3. Intemperance is the nurse of vice, and no man dare pray to God for a pure soul in a chaste body, if he lives intemperately, "making provision for the flesh, to fulfil the lusts thereof." For in this case he will find "that which enters him shall defile him," more than he can be cleansed by vain prayers that come from his tongue and not from his heart.

4. Intemperance is the destruction of wisdom. "A full gorged belly never produced a sprightly mind." The heavy and foul state of an intemperate person may be compared to the sun, clouded with fogs and vapours, when it has drawn too freely from the moisture of nature. But temperance is reason's girdle and passion's bridle, the strength of the soul and the foundation of virtue.

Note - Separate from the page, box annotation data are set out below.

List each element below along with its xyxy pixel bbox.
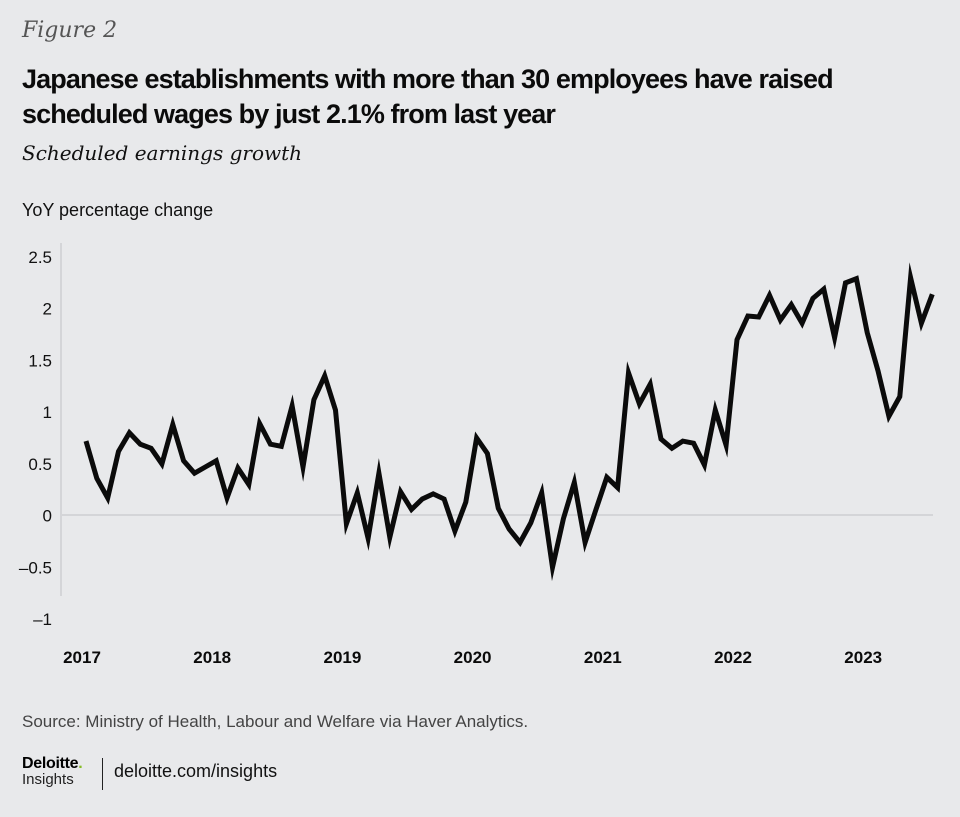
x-tick-label: 2017 — [63, 648, 101, 667]
y-tick-labels: 2.5 2 1.5 1 0.5 0 –0.5 –1 — [19, 248, 52, 629]
logo-brand: Deloitte — [22, 755, 79, 772]
x-tick-label: 2022 — [714, 648, 752, 667]
y-tick-label: –0.5 — [19, 558, 52, 577]
y-tick-label: 1.5 — [28, 351, 52, 370]
footer-divider — [102, 758, 103, 790]
chart-subtitle: Scheduled earnings growth — [22, 141, 303, 165]
series-line — [83, 262, 935, 582]
line-chart: 2.521.510.50–0.5–1 2017 2018 2019 2020 2021 2… — [19, 243, 935, 667]
logo-sub: Insights — [22, 771, 74, 788]
y-tick-label: 2.5 — [28, 248, 52, 267]
x-tick-label: 2023 — [844, 648, 882, 667]
y-tick-label: –1 — [33, 610, 52, 629]
y-tick-label: 2 — [43, 300, 52, 319]
y-tick-label: 1 — [43, 403, 52, 422]
y-tick-label: 0 — [43, 507, 52, 526]
x-tick-label: 2021 — [584, 648, 622, 667]
x-tick-label: 2020 — [454, 648, 492, 667]
y-tick-label: 0.5 — [28, 455, 52, 474]
x-tick-label: 2019 — [323, 648, 361, 667]
source-note: Source: Ministry of Health, Labour and W… — [22, 712, 529, 731]
x-tick-labels: 2017 2018 2019 2020 2021 2022 2023 — [63, 648, 882, 667]
y-axis-label: YoY percentage change — [22, 200, 214, 220]
x-tick-label: 2018 — [193, 648, 231, 667]
site-link[interactable]: deloitte.com/insights — [114, 761, 278, 781]
logo-green-dot: . — [78, 755, 83, 772]
deloitte-insights-logo: Deloitte. Insights — [22, 755, 83, 788]
figure-label: Figure 2 — [22, 18, 118, 43]
chart-title: Japanese establishments with more than 3… — [22, 64, 834, 129]
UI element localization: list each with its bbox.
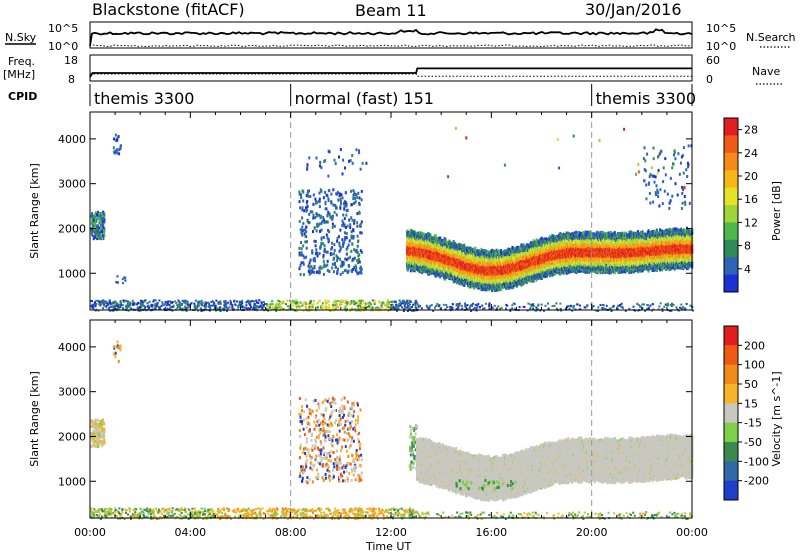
freq-label: Freq. (8, 55, 35, 68)
cpid-segment-label: themis 3300 (94, 89, 194, 108)
x-tick-label: 08:00 (275, 526, 307, 539)
noise-right-tick-bottom: 10^0 (706, 40, 736, 53)
colorbar-swatch (724, 384, 738, 404)
colorbar-tick-label: 28 (744, 124, 758, 137)
freq-tick-top: 18 (64, 54, 78, 67)
colorbar-swatch (724, 205, 738, 223)
power-panel: 1000 2000 3000 4000 Slant Range [km] 4 8 12 16 20… (28, 112, 783, 312)
colorbar-tick-label: 24 (744, 147, 758, 160)
colorbar-tick-label: 100 (744, 359, 765, 372)
colorbar-tick-label: 8 (744, 240, 751, 253)
colorbar-tick-label: -100 (744, 455, 769, 468)
colorbar-swatch (724, 442, 738, 462)
x-tick-label: 04:00 (174, 526, 206, 539)
colorbar-tick-label: 12 (744, 216, 758, 229)
colorbar-swatch (724, 240, 738, 258)
velocity-panel: 1000 2000 3000 4000 Slant Range [km] 00:00 04:… (28, 320, 783, 539)
noise-left-tick-bottom: 10^0 (48, 40, 78, 53)
station-title: Blackstone (fitACF) (92, 0, 245, 19)
noise-left-tick-top: 10^5 (48, 22, 78, 35)
colorbar-tick-label: 15 (744, 397, 758, 410)
x-tick-label: 12:00 (375, 526, 407, 539)
nsky-series-line (90, 29, 692, 46)
y-tick-label: 1000 (58, 475, 86, 488)
noise-panel-frame (90, 22, 692, 48)
y-axis-title: Slant Range [km] (28, 163, 41, 259)
colorbar-swatch (724, 153, 738, 171)
y-tick-label: 2000 (58, 222, 86, 235)
nsearch-series-line (90, 45, 690, 47)
nsky-label: N.Sky (5, 31, 37, 44)
colorbar-swatch (724, 275, 738, 293)
freq-tick-bottom: 8 (68, 73, 75, 86)
colorbar-swatch (724, 257, 738, 275)
colorbar-swatch (724, 481, 738, 501)
colorbar-tick-label: -200 (744, 475, 769, 488)
y-tick-label: 2000 (58, 430, 86, 443)
y-tick-label: 1000 (58, 267, 86, 280)
colorbar-tick-label: 4 (744, 263, 751, 276)
colorbar-swatch (724, 326, 738, 346)
colorbar-tick-label: 50 (744, 378, 758, 391)
y-tick-label: 4000 (58, 133, 86, 146)
colorbar-swatch (724, 423, 738, 443)
x-tick-label: 00:00 (74, 526, 106, 539)
plot-background (90, 112, 692, 310)
colorbar-tick-label: 20 (744, 170, 758, 183)
colorbar-swatch (724, 135, 738, 153)
nave-label: Nave (752, 65, 780, 78)
cpid-strip: themis 3300 normal (fast) 151 themis 3300 (90, 84, 696, 108)
noise-right-tick-top: 10^5 (706, 22, 736, 35)
colorbar-swatch (724, 461, 738, 481)
colorbar-swatch (724, 118, 738, 136)
x-tick-label: 16:00 (475, 526, 507, 539)
colorbar-title: Velocity [m s^-1] (770, 371, 783, 466)
colorbar-tick-label: -15 (744, 417, 762, 430)
colorbar-swatch (724, 222, 738, 240)
nave-tick-bottom: 0 (706, 73, 713, 86)
colorbar-title: Power [dB] (770, 181, 783, 241)
x-tick-label: 00:00 (676, 526, 708, 539)
colorbar-tick-label: -50 (744, 436, 762, 449)
y-tick-label: 3000 (58, 386, 86, 399)
colorbar-tick-label: 200 (744, 339, 765, 352)
date-title: 30/Jan/2016 (585, 0, 682, 19)
colorbar-swatch (724, 365, 738, 385)
nave-tick-top: 60 (706, 54, 720, 67)
freq-series-line (90, 68, 692, 77)
x-axis-title: Time UT (365, 540, 411, 553)
cpid-segment-label: themis 3300 (596, 89, 696, 108)
beam-title: Beam 11 (355, 1, 427, 20)
cpid-segment-label: normal (fast) 151 (295, 89, 434, 108)
x-tick-label: 20:00 (576, 526, 608, 539)
cpid-label: CPID (8, 90, 37, 103)
colorbar-swatch (724, 170, 738, 188)
colorbar-swatch (724, 403, 738, 423)
plot-background (90, 320, 692, 518)
colorbar-swatch (724, 188, 738, 206)
freq-unit-label: [MHz] (3, 68, 35, 81)
colorbar-tick-label: 16 (744, 193, 758, 206)
colorbar-swatch (724, 345, 738, 365)
colorbar: 4 8 12 16 20 24 28 Power [dB] (724, 118, 783, 293)
nsearch-label: N.Search (746, 31, 796, 44)
y-tick-label: 4000 (58, 341, 86, 354)
y-tick-label: 3000 (58, 178, 86, 191)
nave-series-line (90, 74, 692, 76)
y-axis-title: Slant Range [km] (28, 371, 41, 467)
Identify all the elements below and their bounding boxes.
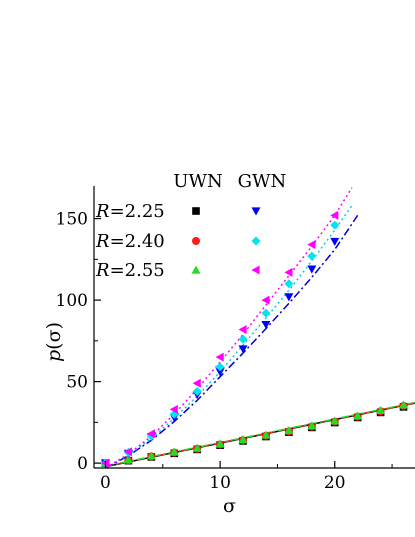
data-point <box>284 426 294 435</box>
data-point <box>215 368 225 377</box>
data-point <box>238 345 248 354</box>
x-tick-label: 10 <box>209 473 231 493</box>
y-tick-label: 100 <box>56 291 88 311</box>
data-point <box>169 404 178 414</box>
legend-marker <box>191 265 201 274</box>
axes <box>93 186 415 469</box>
y-axis-label: p(σ) <box>43 322 65 362</box>
legend-label: R=2.55 <box>95 260 165 281</box>
data-point <box>146 429 155 439</box>
legend: UWN GWN R=2.25 R=2.40 R=2.55 <box>95 171 286 281</box>
legend-column-header: UWN <box>173 171 222 192</box>
x-axis-label: σ <box>223 495 236 517</box>
data-point <box>376 405 386 415</box>
data-point <box>123 455 133 464</box>
y-tick-label: 0 <box>77 454 88 474</box>
data-point <box>284 267 293 277</box>
fit-line <box>105 402 415 468</box>
data-point <box>238 334 248 344</box>
ticks: 0 10 20 0 50 100 150 <box>56 210 393 493</box>
data-point <box>307 251 317 261</box>
legend-marker <box>192 207 200 215</box>
legend-marker <box>251 207 261 216</box>
y-tick-label: 50 <box>66 373 88 393</box>
data-point <box>261 430 271 439</box>
data-point <box>261 308 271 318</box>
legend-marker <box>251 236 261 246</box>
data-point <box>330 416 340 425</box>
data-point <box>399 400 409 409</box>
x-tick-label: 0 <box>100 473 111 493</box>
data-point <box>261 320 271 330</box>
data-point <box>192 386 202 396</box>
data-point <box>307 421 317 430</box>
data-point <box>261 295 270 305</box>
legend-label: R=2.40 <box>95 231 165 252</box>
legend-marker <box>192 237 200 245</box>
data-point <box>123 447 132 457</box>
fit-line <box>105 214 359 469</box>
fit-line <box>105 401 415 467</box>
data-point <box>330 220 340 230</box>
data-point <box>192 378 201 388</box>
data-point <box>238 434 248 444</box>
data-point <box>353 411 363 420</box>
data-point <box>284 279 294 289</box>
legend-marker <box>251 265 260 275</box>
y-tick-label: 150 <box>56 210 88 230</box>
x-tick-label: 20 <box>324 473 346 493</box>
data-point <box>330 237 340 246</box>
data-point <box>307 265 317 274</box>
data-point <box>215 362 225 372</box>
data-point <box>238 324 247 334</box>
data-point <box>192 443 202 452</box>
data-point <box>284 293 294 302</box>
data-point <box>169 447 179 456</box>
data-point <box>307 240 316 250</box>
legend-column-header: GWN <box>238 171 287 192</box>
data-point <box>146 451 156 460</box>
data-point <box>215 352 224 362</box>
data-point <box>215 439 225 448</box>
legend-label: R=2.25 <box>95 201 165 222</box>
data-points <box>100 210 409 468</box>
fit-line <box>105 187 353 469</box>
fit-lines <box>105 187 415 469</box>
data-point <box>330 210 339 220</box>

5. Intemperance is a dishonour to the nature, person, and manners of a man. But naturally men are ashamed of it, and night is generally a veil to their gluttony and drunkenness.

III. SOME RULES AND MEASURES OF TEMPERANCE.

1. Our natural needs. Hunger, thirst, and cold, are the natural diseases of the body; food and raiment are their remedies, and therefore the measures. But in this there are two cautions —

(1) These are only to be extinguished when they are violent or troublesome, and not to the utmost extent and possibilities of nature.

(2) These must be natural, not artificial and provoked: for many men make necessities to themselves, and then think they are bound to provide for them.

2. Reason. Eating and drinking so as to make the reason useless or troubled is intemperate. Reason is the limit beyond which temperance never wanders. Intemperate men are so stripped of the use of reason that they are not only useless as wise counsels, but have not reason enough to avoid inflicting evils upon themselves.

3. The fitness of the body for useful service. Overloaded with food or drink, the mind cannot think, nor the body work with any sprightliness.

(Jeremy Taylor.)



Parallel Verses
KJV: If after the manner of men I have fought with beasts at Ephesus, what advantageth it me, if the dead rise not? let us eat and drink; for to morrow we die.

WEB: If I fought with animals at Ephesus for human purposes, what does it profit me? If the dead are not raised, then "let us eat and drink, for tomorrow we die."